I'm not sure I see the advantage to using this functionality, though. What are you looking for?

  • Addt'l integrity assurance? You should only be allowing signed controls to install anyway, so it's not like having your own repository is going to allow you some addt'l measure of integrity assurance.

  • Decreased bandwidth utilization by clients? Downloads of controls are done over HTTP, so a caching HTTP proxy would minimize the bandwidth used in code downloads as effectively as redirecting clients to a central object store.

Using a central object store doesn't really do anything with client user rights, which is what I see as the major problem associated with control installation.

Presumably your users don't have "Administrator" rights so they can't install arbitrary code (machine-wide) anyway.
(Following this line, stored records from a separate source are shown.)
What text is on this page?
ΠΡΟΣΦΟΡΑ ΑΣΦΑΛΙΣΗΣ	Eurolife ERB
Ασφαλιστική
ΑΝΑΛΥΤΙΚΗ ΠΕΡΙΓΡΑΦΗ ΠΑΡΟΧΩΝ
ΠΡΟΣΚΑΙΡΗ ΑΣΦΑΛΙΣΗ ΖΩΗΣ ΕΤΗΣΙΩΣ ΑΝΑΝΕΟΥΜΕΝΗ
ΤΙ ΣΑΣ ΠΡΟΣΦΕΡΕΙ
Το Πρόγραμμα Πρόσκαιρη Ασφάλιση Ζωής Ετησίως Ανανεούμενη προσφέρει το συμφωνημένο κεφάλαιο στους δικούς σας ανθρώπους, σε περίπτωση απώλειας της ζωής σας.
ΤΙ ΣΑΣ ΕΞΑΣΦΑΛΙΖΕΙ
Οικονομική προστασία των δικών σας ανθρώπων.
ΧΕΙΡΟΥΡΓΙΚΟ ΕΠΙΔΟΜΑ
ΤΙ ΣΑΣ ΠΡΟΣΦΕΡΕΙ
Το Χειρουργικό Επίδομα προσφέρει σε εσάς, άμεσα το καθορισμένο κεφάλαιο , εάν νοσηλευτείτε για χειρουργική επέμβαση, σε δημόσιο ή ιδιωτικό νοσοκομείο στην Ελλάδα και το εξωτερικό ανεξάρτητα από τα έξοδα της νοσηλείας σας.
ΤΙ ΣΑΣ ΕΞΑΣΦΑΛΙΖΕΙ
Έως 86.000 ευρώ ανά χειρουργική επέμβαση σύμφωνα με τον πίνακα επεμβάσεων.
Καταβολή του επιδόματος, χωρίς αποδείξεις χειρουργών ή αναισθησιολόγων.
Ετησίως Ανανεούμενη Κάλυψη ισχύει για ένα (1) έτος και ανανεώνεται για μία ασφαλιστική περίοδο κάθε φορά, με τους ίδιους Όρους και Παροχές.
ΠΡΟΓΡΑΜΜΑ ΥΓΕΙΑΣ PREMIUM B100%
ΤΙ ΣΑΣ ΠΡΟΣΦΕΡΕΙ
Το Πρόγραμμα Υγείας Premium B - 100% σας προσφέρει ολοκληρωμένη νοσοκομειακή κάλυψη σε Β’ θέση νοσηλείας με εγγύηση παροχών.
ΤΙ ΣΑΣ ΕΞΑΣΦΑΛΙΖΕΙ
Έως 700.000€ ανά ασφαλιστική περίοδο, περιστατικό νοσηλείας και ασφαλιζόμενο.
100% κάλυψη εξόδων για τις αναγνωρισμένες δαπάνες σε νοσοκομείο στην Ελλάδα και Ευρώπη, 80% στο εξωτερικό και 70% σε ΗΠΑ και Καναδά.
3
If you have "modern" versions of Windows you can use the ActiveX Installer Service to "whitelist" ActiveX component installs for non-Administrator user. You can do this w/o a central object store.

IE 8 does allow non-admin ActiveX control installations (installing to HKEY_CURRENT_USER instead of HKEY_CLASSES_ROOT) but the user will only be able to mess up their own environment with these installations (provided, of course, that they don't have "Administrator" rights). This functionality can be disabled by Group Policy, as well.